Presidente petroliere

La Cop29, tutta orgogliosamente petrolio e maschi, è la dimostrazione di quanto i principi di inclusività alla base del processo Onu sul clima possano essere strumentalizzati contro il processo stesso. Le conferenze sembrano ostaggio dei paesi produttori di petrolio e gas: l’Azerbaigian è una delle economie più dipendenti al mondo dagli idrocarburi, in proporzione anche più degli stessi Emirati.

L’Unione europea nel 2021 comprava 8 miliardi di metri cubi di gas dall’Azerbaigian, nel 2022 sono diventati 11, nel 2023 hanno superato i 12, l’obiettivo per il 2027 è arrivare a 20 miliardi: sono le conseguenze della diversificazione post invasione russa in Ucraina, che però ha finito con l’avvantaggiare un altro paese in conflitto, l’Azerbaigian, che col cambio di scenario ha guadagnato 15,6 miliardi di euro nel 2022. Tutto gas in entrata con il gasdotto Tap, la Trans Adriatic Pipeline. La produzione fossile dell’Azerbaigian aumenterà di un terzo nel corso di questo decennio, lo stesso in cui secondo l’accordo finale di Cop28 dovrebbe iniziare il «transitioning away», cioè l’allontanamento dai combustibili fossili.

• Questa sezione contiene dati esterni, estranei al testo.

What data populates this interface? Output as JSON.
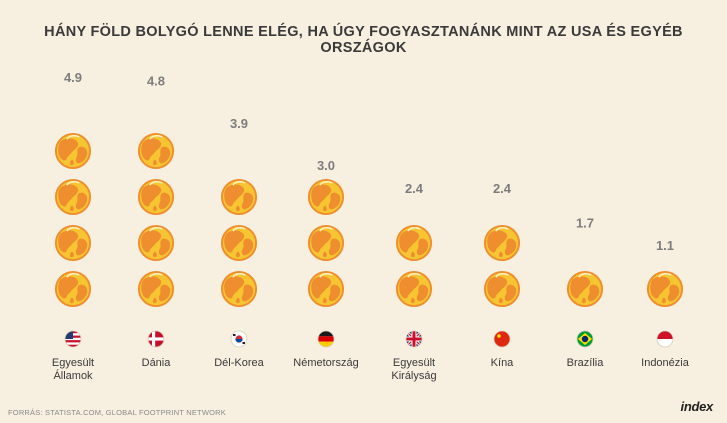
{
  "title": "HÁNY FÖLD BOLYGÓ LENNE ELÉG, HA ÚGY FOGYASZTANÁNK MINT AZ USA ÉS EGYÉB ORSZÁGOK",
  "source": "FORRÁS: STATISTA.COM, GLOBAL FOOTPRINT NETWORK",
  "logo": "index",
  "colors": {
    "background": "#f7efe0",
    "globe_fill": "#f6c531",
    "globe_outline": "#ef8e2e",
    "land": "#ef8e2e",
    "value_label": "#7d7d7d",
    "country_label": "#3a3a3a"
  },
  "chart_data": {
    "type": "bar",
    "encoding": "pictograph",
    "unit_icon": "globe-icon",
    "categories": [
      "Egyesült Államok",
      "Dánia",
      "Dél-Korea",
      "Németország",
      "Egyesült Királyság",
      "Kína",
      "Brazília",
      "Indonézia"
    ],
    "category_lines": [
      [
        "Egyesült",
        "Államok"
      ],
      [
        "Dánia"
      ],
      [
        "Dél-Korea"
      ],
      [
        "Németország"
      ],
      [
        "Egyesült",
        "Királyság"
      ],
      [
        "Kína"
      ],
      [
        "Brazília"
      ],
      [
        "Indonézia"
      ]
    ],
    "flags": [
      "us-flag-icon",
      "dk-flag-icon",
      "kr-flag-icon",
      "de-flag-icon",
      "gb-flag-icon",
      "cn-flag-icon",
      "br-flag-icon",
      "id-flag-icon"
    ],
    "values": [
      4.9,
      4.8,
      3.9,
      3.0,
      2.4,
      2.4,
      1.7,
      1.1
    ],
    "value_labels": [
      "4.9",
      "4.8",
      "3.9",
      "3.0",
      "2.4",
      "2.4",
      "1.7",
      "1.1"
    ],
    "title": "HÁNY FÖLD BOLYGÓ LENNE ELÉG, HA ÚGY FOGYASZTANÁNK MINT AZ USA ÉS EGYÉB ORSZÁGOK",
    "xlabel": "",
    "ylabel": "",
    "ylim": [
      0,
      5
    ],
    "grid": false,
    "legend": "none"
  }
}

Gli azeri hanno deciso di nominare come presidente Mukhtar Babayev, che è ministro dell’Ambiente e delle risorse naturali, ma che per 26 anni aveva lavorato all’azienda pubblica di petrolio e gas, la Socar. Non tutte le aziende fossili sono uguali: come sottolineato da un’analisi di Oil and Gas Benchmark (riportata da Climate Home), la Socar è la 91esima (su 99) al mondo per preparazione a un mondo a basse emissioni: in questa stessa classifica l’emiratina Adnoc è 83esima (e l’italiana Eni quinta). «La strategia aziendale di Socar prevede misure scarse per ridurre le emissioni, aumentare l’efficienza energetica, contenere le perdite di metano nei processi estrattivi e ridurre il flaring», dice il rapporto di Oil and Gas Benchmark. Di praticamente tutto quello che predicano la scienza, l’Onu e le Cop, l’azienda oil and gas di stato dell’Azerbaigian fa l’opposto, eppure un suo veterano guiderà Cop29.

Non le prospettive migliori. È Babayev il costruttore della commissione fatta solo da uomini, e l’inclusività non è l’unico problema: al suo interno ci sono Balababa Rzayev, capo di Azerenergy, la più grande utility del paese, alimentata da un mix di idroelettrico, gas e petrolio, o Ruslan Aliyev, direttore generale di Azerigas, la divisione che si occupa di distribuire il gas di Socar. La metà dei componenti sono membri del governo o degli apparati di sicurezza. Il focus primario di Cop29 sarà la finanza climatica, come abilitare i paesi in via di sviluppo e più vulnerabili a realizzare le premesse di uscita dalle fonti fossili decise a Dubai. Sarà l’ennesima Cop delicatissima, ma le premesse non sembrano incoraggianti.